Year two brought with it a perspective shift. A different understanding of time passing and the very important truth that if not seized now, these days will be gone in a blink. So now our cuddles feel sweeter. I have this more potent sense of soaking up the time with him, our bodies nestled together, reading, rocking, cozy before bed or in the early morn. Still smelling the top of his head, blowing rasberries on his tummy, and doing absolutely anything for a laugh. It’s just that now I am more aware that it won’t be like this forever and time with my toddler son is a chapter in our big book. Remembering that brings me back to the present all the time in the most incredible way.

Oh toddler days in year two. Thank you for pushing me to the very very end of my limits of patience and proving to me that I still have a little more there stored on the outskirts.

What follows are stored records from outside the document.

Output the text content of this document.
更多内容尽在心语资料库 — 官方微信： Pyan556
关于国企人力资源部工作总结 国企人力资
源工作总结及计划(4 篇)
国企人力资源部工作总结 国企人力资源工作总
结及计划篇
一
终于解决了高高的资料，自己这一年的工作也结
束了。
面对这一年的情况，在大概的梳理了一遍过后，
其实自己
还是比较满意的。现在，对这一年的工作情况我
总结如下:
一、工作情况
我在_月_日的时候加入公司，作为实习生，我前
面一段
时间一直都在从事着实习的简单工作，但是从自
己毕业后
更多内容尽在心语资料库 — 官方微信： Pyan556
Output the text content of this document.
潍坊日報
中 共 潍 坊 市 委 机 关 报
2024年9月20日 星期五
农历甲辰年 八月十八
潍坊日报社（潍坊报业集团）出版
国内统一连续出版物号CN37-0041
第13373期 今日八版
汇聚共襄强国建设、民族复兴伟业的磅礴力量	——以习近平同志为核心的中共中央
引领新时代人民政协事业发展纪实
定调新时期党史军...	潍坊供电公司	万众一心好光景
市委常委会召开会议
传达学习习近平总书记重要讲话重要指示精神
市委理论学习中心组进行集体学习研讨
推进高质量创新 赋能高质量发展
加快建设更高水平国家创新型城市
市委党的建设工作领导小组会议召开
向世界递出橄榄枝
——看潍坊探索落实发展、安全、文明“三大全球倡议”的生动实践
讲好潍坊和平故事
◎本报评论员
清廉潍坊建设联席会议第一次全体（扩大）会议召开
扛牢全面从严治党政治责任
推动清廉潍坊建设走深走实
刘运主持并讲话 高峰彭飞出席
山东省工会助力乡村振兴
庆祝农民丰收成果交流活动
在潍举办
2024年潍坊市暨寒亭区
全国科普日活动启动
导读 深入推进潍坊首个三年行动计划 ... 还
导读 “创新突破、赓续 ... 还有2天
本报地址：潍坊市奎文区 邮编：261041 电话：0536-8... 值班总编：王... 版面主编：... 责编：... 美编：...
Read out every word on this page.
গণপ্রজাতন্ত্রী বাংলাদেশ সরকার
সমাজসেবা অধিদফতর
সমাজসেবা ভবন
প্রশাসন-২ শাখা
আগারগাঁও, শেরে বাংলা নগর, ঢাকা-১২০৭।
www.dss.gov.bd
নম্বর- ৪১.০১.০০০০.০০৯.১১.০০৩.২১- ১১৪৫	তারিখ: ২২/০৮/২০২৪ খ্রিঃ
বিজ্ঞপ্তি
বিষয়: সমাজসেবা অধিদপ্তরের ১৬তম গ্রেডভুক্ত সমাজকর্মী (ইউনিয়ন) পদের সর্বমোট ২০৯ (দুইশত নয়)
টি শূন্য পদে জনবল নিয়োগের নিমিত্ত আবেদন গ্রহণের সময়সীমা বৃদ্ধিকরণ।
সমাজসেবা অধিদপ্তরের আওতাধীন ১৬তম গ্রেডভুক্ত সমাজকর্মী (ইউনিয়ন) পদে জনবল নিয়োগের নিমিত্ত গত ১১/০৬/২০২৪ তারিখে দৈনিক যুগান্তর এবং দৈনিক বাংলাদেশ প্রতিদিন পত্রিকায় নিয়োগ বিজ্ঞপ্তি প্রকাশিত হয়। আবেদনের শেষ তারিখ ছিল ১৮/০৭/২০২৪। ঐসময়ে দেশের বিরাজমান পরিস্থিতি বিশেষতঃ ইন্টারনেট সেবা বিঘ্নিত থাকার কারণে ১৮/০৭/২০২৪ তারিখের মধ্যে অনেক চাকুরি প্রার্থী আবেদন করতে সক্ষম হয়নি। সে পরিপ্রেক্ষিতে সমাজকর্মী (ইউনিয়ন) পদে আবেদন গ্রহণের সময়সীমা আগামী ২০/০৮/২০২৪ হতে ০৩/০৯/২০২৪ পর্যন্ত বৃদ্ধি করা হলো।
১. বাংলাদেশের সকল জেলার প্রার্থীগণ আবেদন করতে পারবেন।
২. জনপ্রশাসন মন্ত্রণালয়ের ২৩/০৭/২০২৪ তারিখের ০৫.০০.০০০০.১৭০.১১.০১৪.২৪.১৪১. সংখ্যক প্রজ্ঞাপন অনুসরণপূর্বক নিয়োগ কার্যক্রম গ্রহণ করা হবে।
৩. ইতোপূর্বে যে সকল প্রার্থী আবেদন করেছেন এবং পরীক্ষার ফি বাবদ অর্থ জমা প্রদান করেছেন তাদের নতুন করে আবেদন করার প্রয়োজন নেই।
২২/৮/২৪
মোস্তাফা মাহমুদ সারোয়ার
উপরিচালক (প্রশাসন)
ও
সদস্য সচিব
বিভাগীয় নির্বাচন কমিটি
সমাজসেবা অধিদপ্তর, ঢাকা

Thank you for tuning me into the little things like the sound of that tractor trailer zooming by, or the simple joy of pouring water from one cup to another for an hour straight, or the happiness that comes from letting all the mess and chaos fade to the background to be exactly where I am, exactly present, exactly here and now. The toddler days have given me that feeling of the mom I thought I’d be. Planning little activities and adventures, chatting and singing and dancing like a fool, soothing and negotiating, and kissing those cheeks for the millionth time in a day.